Exercise Order Within a Session
Regardless of which muscles you pair together, always train the larger muscle group first. Compound movements like rows, bench presses, or pull-ups demand more energy, more coordination, and more total muscle. Biceps curls are isolation work: their purpose is to accumulate extra volume on a smaller muscle after the heavy lifting is done.
Within your biceps exercises, shoulder position determines which part of the muscle you emphasize. Curls with your elbows behind your torso (incline dumbbell curls, drag curls) stretch and load the long head, the outer portion that creates the “peak.” Curls with your elbows in front of your torso (preacher curls, spider curls, high cable curls) shift tension to the short head, which builds width and thickness on the inner arm. Picking one exercise from each category covers the full muscle.
How Many Sets Your Biceps Actually Need
A meta-analysis on training volume and muscle growth found that 12 to 20 weekly sets per muscle group is the optimal range for hypertrophy in trained lifters. For biceps specifically, going above 20 sets per week produced no additional growth compared to staying within that moderate range. That 12 to 20 number includes indirect work from back exercises, so if you’re doing eight or more sets of rows and pull-ups per week, you may only need six to ten direct curl sets to land in the sweet spot.

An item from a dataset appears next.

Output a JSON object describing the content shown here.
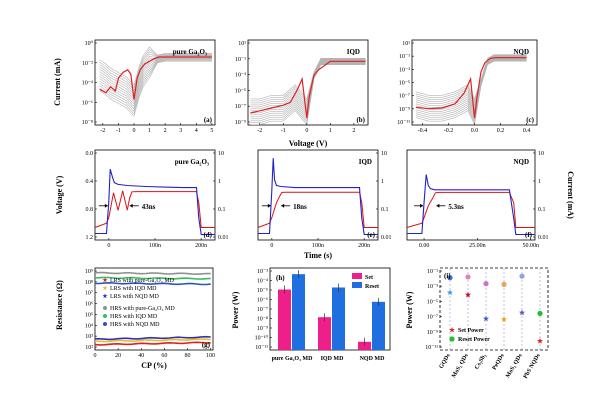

Splitting that volume across two sessions per week also aligns with recovery. After a hard resistance training session, muscle protein synthesis (the process that repairs and grows muscle fibers) spikes to more than double its resting rate within 24 hours, then drops back near baseline by 36 hours. Training biceps twice per week, whether through two dedicated sessions or one direct session plus one back-heavy session, lets you re-trigger that growth signal before it fully fades.
Picking the Right Split for You
If you train three days per week with a push/pull/legs setup, back and biceps on your pull day is the simplest and most time-efficient option. If you train four or more days and want to maximize arm size, dedicating a session to biceps and triceps gives your arms the most direct volume. If you’ve noticed your triceps feel weak after heavy pressing, swapping to a chest/biceps and back/triceps split solves the fatigue problem and bumps your arm training frequency up without adding extra days.
All three approaches work. The difference isn’t which pairing is “best” in a vacuum. It’s which one fits the number of days you train, lets you recover between sessions, and keeps your total weekly volume in that productive 12 to 20 set range.